So Robert Sacre, the 60th and final pick in June's NBA draft, eventually joined the Lakers to assume his role in the middle in the starting lineup. This was after he played a D-League game in Reno, Nev., at 10 a.m. Monday, flew to L.A., then hopped on another flight to Houston to arrive not long before midnight.
(All for the chance to lose 125-112 to the Rockets and be a part of the Lakers dropping their fourth game in a row and fifth out of their past six to fall to 15-19 overall, mind you.)
"I haven't had one of those since high school," Sacre said before the game. "I've not experienced a 10 a.m. game in a long, long time."
It feels like almost as long ago that the Lakers were actually a team worth believing in.
Consider what happened in the Past three days for this team:
They went 0-2, allowing 237 combined points in the two games.
Three of their big men, who average more than 35 points and 25 rebounds per game between them, were all injured.
A report about Howard and Kobe Bryant nearly coming to blows surfaced. Bryant responded to it by staging a photo of the two fighting to mock the story, then later in the day in a serious, honest tone, tweeted that he respected how Alabama's quarterback A.J. McCarron and center Barrett Jones confronted each other to win.
In Tuesday's loss, Lakers coach Mike D’Antoni openly bickered with Antawn Jamison on the sideline as the once-benched player said it was, "Nothing to really talk about. It's one of those things that happened."
Can it actually be as bad as it seems with this Lakers team?
It's hard to say otherwise.
Even Steve Nash becoming just the fifth player in league history to reach 10,000 assists in the Houston game wasn't enough to lift his spirits.

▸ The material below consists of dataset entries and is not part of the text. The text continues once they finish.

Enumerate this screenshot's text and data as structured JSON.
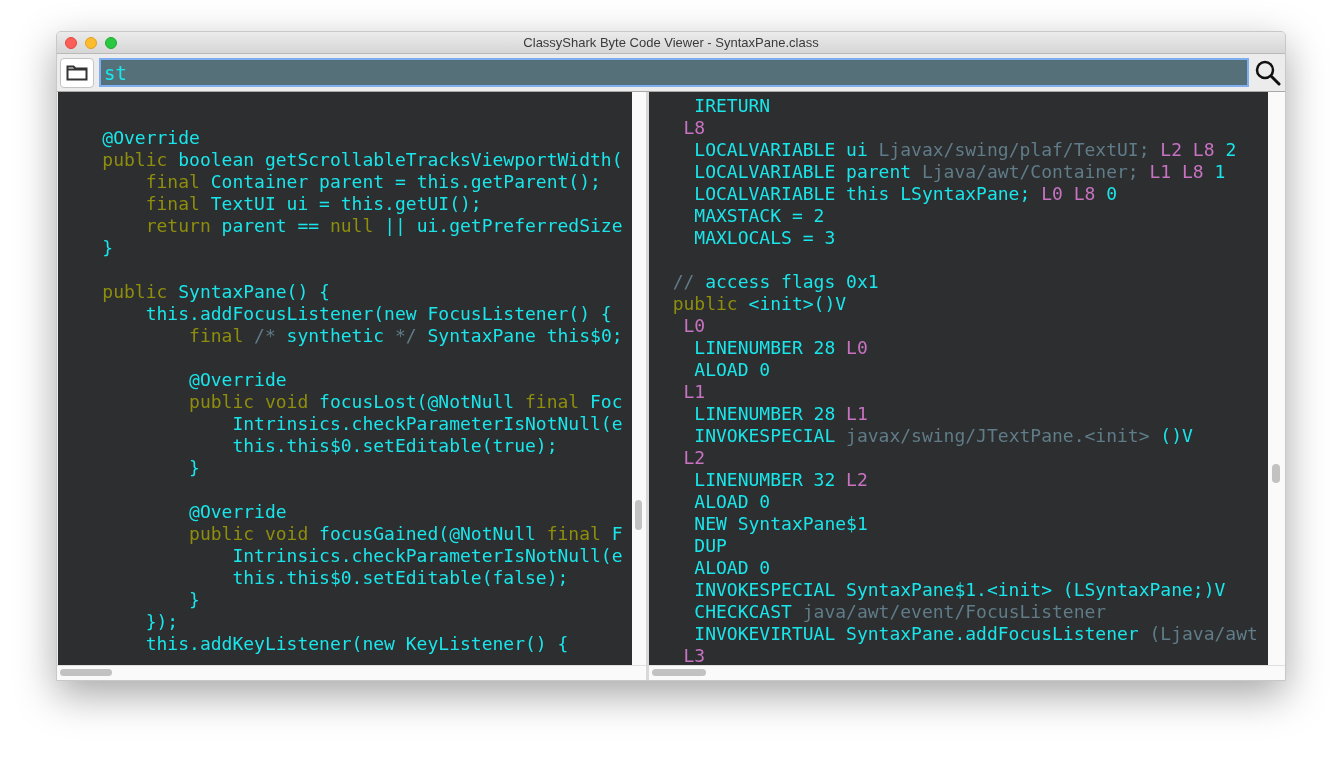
{
  "window": {
    "title": "ClassyShark Byte Code Viewer - SyntaxPane.class"
  },
  "search": {
    "value": "st"
  },
  "source_pane": {
    "lines": [
      {
        "segments": [
          {
            "kind": "ident",
            "text": "    @Override"
          }
        ]
      },
      {
        "segments": [
          {
            "kind": "keyword",
            "text": "    public"
          },
          {
            "kind": "ident",
            "text": " boolean getScrollableTracksViewportWidth("
          }
        ]
      },
      {
        "segments": [
          {
            "kind": "keyword",
            "text": "        final"
          },
          {
            "kind": "ident",
            "text": " Container parent = this.getParent();"
          }
        ]
      },
      {
        "segments": [
          {
            "kind": "keyword",
            "text": "        final"
          },
          {
            "kind": "ident",
            "text": " TextUI ui = this.getUI();"
          }
        ]
      },
      {
        "segments": [
          {
            "kind": "keyword",
            "text": "        return"
          },
          {
            "kind": "ident",
            "text": " parent == "
          },
          {
            "kind": "keyword",
            "text": "null"
          },
          {
            "kind": "ident",
            "text": " || ui.getPreferredSize"
          }
        ]
      },
      {
        "segments": [
          {
            "kind": "ident",
            "text": "    }"
          }
        ]
      },
      {
        "kind": "blank"
      },
      {
        "segments": [
          {
            "kind": "keyword",
            "text": "    public"
          },
          {
            "kind": "ident",
            "text": " SyntaxPane() {"
          }
        ]
      },
      {
        "segments": [
          {
            "kind": "ident",
            "text": "        this.addFocusListener(new FocusListener() {"
          }
        ]
      },
      {
        "segments": [
          {
            "kind": "keyword",
            "text": "            final"
          },
          {
            "kind": "comment",
            "text": " /*"
          },
          {
            "kind": "ident",
            "text": " synthetic "
          },
          {
            "kind": "comment",
            "text": "*/"
          },
          {
            "kind": "ident",
            "text": " SyntaxPane this$0;"
          }
        ]
      },
      {
        "kind": "blank"
      },
      {
        "segments": [
          {
            "kind": "ident",
            "text": "            @Override"
          }
        ]
      },
      {
        "segments": [
          {
            "kind": "keyword",
            "text": "            public void"
          },
          {
            "kind": "ident",
            "text": " focusLost(@NotNull "
          },
          {
            "kind": "keyword",
            "text": "final"
          },
          {
            "kind": "ident",
            "text": " Foc"
          }
        ]
      },
      {
        "segments": [
          {
            "kind": "ident",
            "text": "                Intrinsics.checkParameterIsNotNull(e"
          }
        ]
      },
      {
        "segments": [
          {
            "kind": "ident",
            "text": "                this.this$0.setEditable(true);"
          }
        ]
      },
      {
        "segments": [
          {
            "kind": "ident",
            "text": "            }"
          }
        ]
      },
      {
        "kind": "blank"
      },
      {
        "segments": [
          {
            "kind": "ident",
            "text": "            @Override"
          }
        ]
      },
      {
        "segments": [
          {
            "kind": "keyword",
            "text": "            public void"
          },
          {
            "kind": "ident",
            "text": " focusGained(@NotNull "
          },
          {
            "kind": "keyword",
            "text": "final"
          },
          {
            "kind": "ident",
            "text": " F"
          }
        ]
      },
      {
        "segments": [
          {
            "kind": "ident",
            "text": "                Intrinsics.checkParameterIsNotNull(e"
          }
        ]
      },
      {
        "segments": [
          {
            "kind": "ident",
            "text": "                this.this$0.setEditable(false);"
          }
        ]
      },
      {
        "segments": [
          {
            "kind": "ident",
            "text": "            }"
          }
        ]
      },
      {
        "segments": [
          {
            "kind": "ident",
            "text": "        });"
          }
        ]
      },
      {
        "segments": [
          {
            "kind": "ident",
            "text": "        this.addKeyListener(new KeyListener() {"
          }
        ]
      }
    ]
  },
  "bytecode_pane": {
    "lines": [
      {
        "segments": [
          {
            "kind": "ident",
            "text": "    IRETURN"
          }
        ]
      },
      {
        "segments": [
          {
            "kind": "label",
            "text": "   L8"
          }
        ]
      },
      {
        "segments": [
          {
            "kind": "ident",
            "text": "    LOCALVARIABLE ui"
          },
          {
            "kind": "comment",
            "text": " Ljavax/swing/plaf/TextUI;"
          },
          {
            "kind": "label",
            "text": " L2 L8"
          },
          {
            "kind": "ident",
            "text": " 2"
          }
        ]
      },
      {
        "segments": [
          {
            "kind": "ident",
            "text": "    LOCALVARIABLE parent"
          },
          {
            "kind": "comment",
            "text": " Ljava/awt/Container;"
          },
          {
            "kind": "label",
            "text": " L1 L8"
          },
          {
            "kind": "ident",
            "text": " 1"
          }
        ]
      },
      {
        "segments": [
          {
            "kind": "ident",
            "text": "    LOCALVARIABLE this LSyntaxPane;"
          },
          {
            "kind": "label",
            "text": " L0 L8"
          },
          {
            "kind": "ident",
            "text": " 0"
          }
        ]
      },
      {
        "segments": [
          {
            "kind": "ident",
            "text": "    MAXSTACK = 2"
          }
        ]
      },
      {
        "segments": [
          {
            "kind": "ident",
            "text": "    MAXLOCALS = 3"
          }
        ]
      },
      {
        "kind": "blank"
      },
      {
        "segments": [
          {
            "kind": "comment",
            "text": "  //"
          },
          {
            "kind": "ident",
            "text": " access flags 0x1"
          }
        ]
      },
      {
        "segments": [
          {
            "kind": "keyword",
            "text": "  public"
          },
          {
            "kind": "ident",
            "text": " <init>()V"
          }
        ]
      },
      {
        "segments": [
          {
            "kind": "label",
            "text": "   L0"
          }
        ]
      },
      {
        "segments": [
          {
            "kind": "ident",
            "text": "    LINENUMBER 28"
          },
          {
            "kind": "label",
            "text": " L0"
          }
        ]
      },
      {
        "segments": [
          {
            "kind": "ident",
            "text": "    ALOAD 0"
          }
        ]
      },
      {
        "segments": [
          {
            "kind": "label",
            "text": "   L1"
          }
        ]
      },
      {
        "segments": [
          {
            "kind": "ident",
            "text": "    LINENUMBER 28"
          },
          {
            "kind": "label",
            "text": " L1"
          }
        ]
      },
      {
        "segments": [
          {
            "kind": "ident",
            "text": "    INVOKESPECIAL"
          },
          {
            "kind": "comment",
            "text": " javax/swing/JTextPane.<init>"
          },
          {
            "kind": "ident",
            "text": " ()V"
          }
        ]
      },
      {
        "segments": [
          {
            "kind": "label",
            "text": "   L2"
          }
        ]
      },
      {
        "segments": [
          {
            "kind": "ident",
            "text": "    LINENUMBER 32"
          },
          {
            "kind": "label",
            "text": " L2"
          }
        ]
      },
      {
        "segments": [
          {
            "kind": "ident",
            "text": "    ALOAD 0"
          }
        ]
      },
      {
        "segments": [
          {
            "kind": "ident",
            "text": "    NEW SyntaxPane$1"
          }
        ]
      },
      {
        "segments": [
          {
            "kind": "ident",
            "text": "    DUP"
          }
        ]
      },
      {
        "segments": [
          {
            "kind": "ident",
            "text": "    ALOAD 0"
          }
        ]
      },
      {
        "segments": [
          {
            "kind": "ident",
            "text": "    INVOKESPECIAL SyntaxPane$1.<init> (LSyntaxPane;)V"
          }
        ]
      },
      {
        "segments": [
          {
            "kind": "ident",
            "text": "    CHECKCAST"
          },
          {
            "kind": "comment",
            "text": " java/awt/event/FocusListener"
          }
        ]
      },
      {
        "segments": [
          {
            "kind": "ident",
            "text": "    INVOKEVIRTUAL SyntaxPane.addFocusListener"
          },
          {
            "kind": "comment",
            "text": " (Ljava/awt"
          }
        ]
      },
      {
        "segments": [
          {
            "kind": "label",
            "text": "   L3"
          }
        ]
      }
    ]
  }
}
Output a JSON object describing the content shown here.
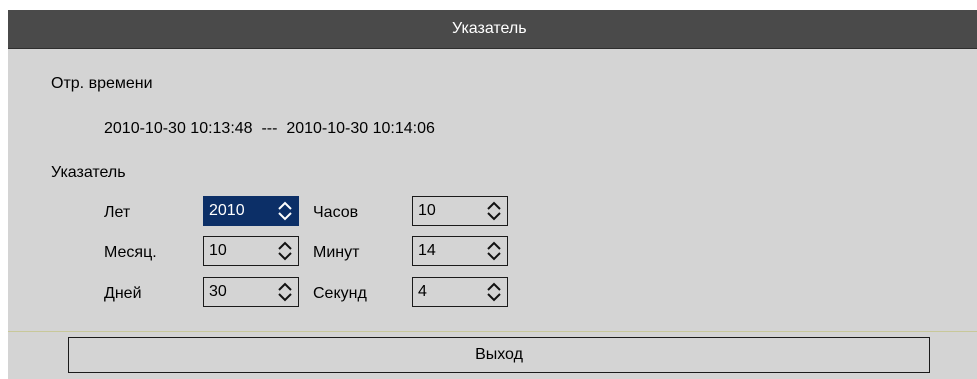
{
  "dialog": {
    "title": "Указатель"
  },
  "time_range": {
    "label": "Отр. времени",
    "value": "2010-10-30 10:13:48  ---  2010-10-30 10:14:06"
  },
  "pointer": {
    "label": "Указатель",
    "fields": {
      "year": {
        "label": "Лет",
        "value": "2010"
      },
      "month": {
        "label": "Месяц.",
        "value": "10"
      },
      "day": {
        "label": "Дней",
        "value": "30"
      },
      "hour": {
        "label": "Часов",
        "value": "10"
      },
      "minute": {
        "label": "Минут",
        "value": "14"
      },
      "second": {
        "label": "Секунд",
        "value": "4"
      }
    }
  },
  "buttons": {
    "exit_label": "Выход"
  },
  "colors": {
    "titlebar": "#4a4a4a",
    "panel": "#d4d4d4",
    "focus": "#0c2f67"
  }
}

"I think three or four weeks ago people would have said, 'Ah, it will get better,'" Nash said. "Now I definitely don't think there's a guarantee it will, so the only remedy is continue to work hard and give yourself a chance for it to get better. I obviously think with time, and that might mean through the summer, we can get better. But for this season, it's definitely going to be a challenge to turn this around."
Nash saying "that might mean through the summer" could mean he has admitted to himself that he's through with this season.
There are so many problems for the Lakers right now, D'Antoni likened it to a game of Whac-A-Mole on Monday. When they focus on one, like when they had only seven turnovers in the loss against Philadelphia that started this slide, others will still bite them such as a horrendous 3-for-22 shooting mark on 3-pointers. Against Houston, the Lakers solved the problem of climbing back from an early deficit by building a 14-point first-quarter lead and also got the shooting right with a 14-for-31 mark from beyond the arc, but fell back into the rut of giving up a poison-pill quarter (giving up 38 points in the third to Houston) and getting beat on the boards (a 42-37 advantage to the Rockets).
"It's the little things that are correctable and we just got to find out to correct them instead of continuing to go in this lull," Jamison said. "We do have a special group, but it doesn't matter to our opponents, especially when they see us struggling the way we're struggling right now. It has to get fixed amongst the players in house, and the most important thing is there has to be a sense of urgency. It has to get fixed quickly."
The Lakers don't do quick.
They are stuck with the same slow-moving mallet and the moles keep popping up faster than they can spot them.
When will it stop for the Lakers this season? Maybe the better question is, will it ever?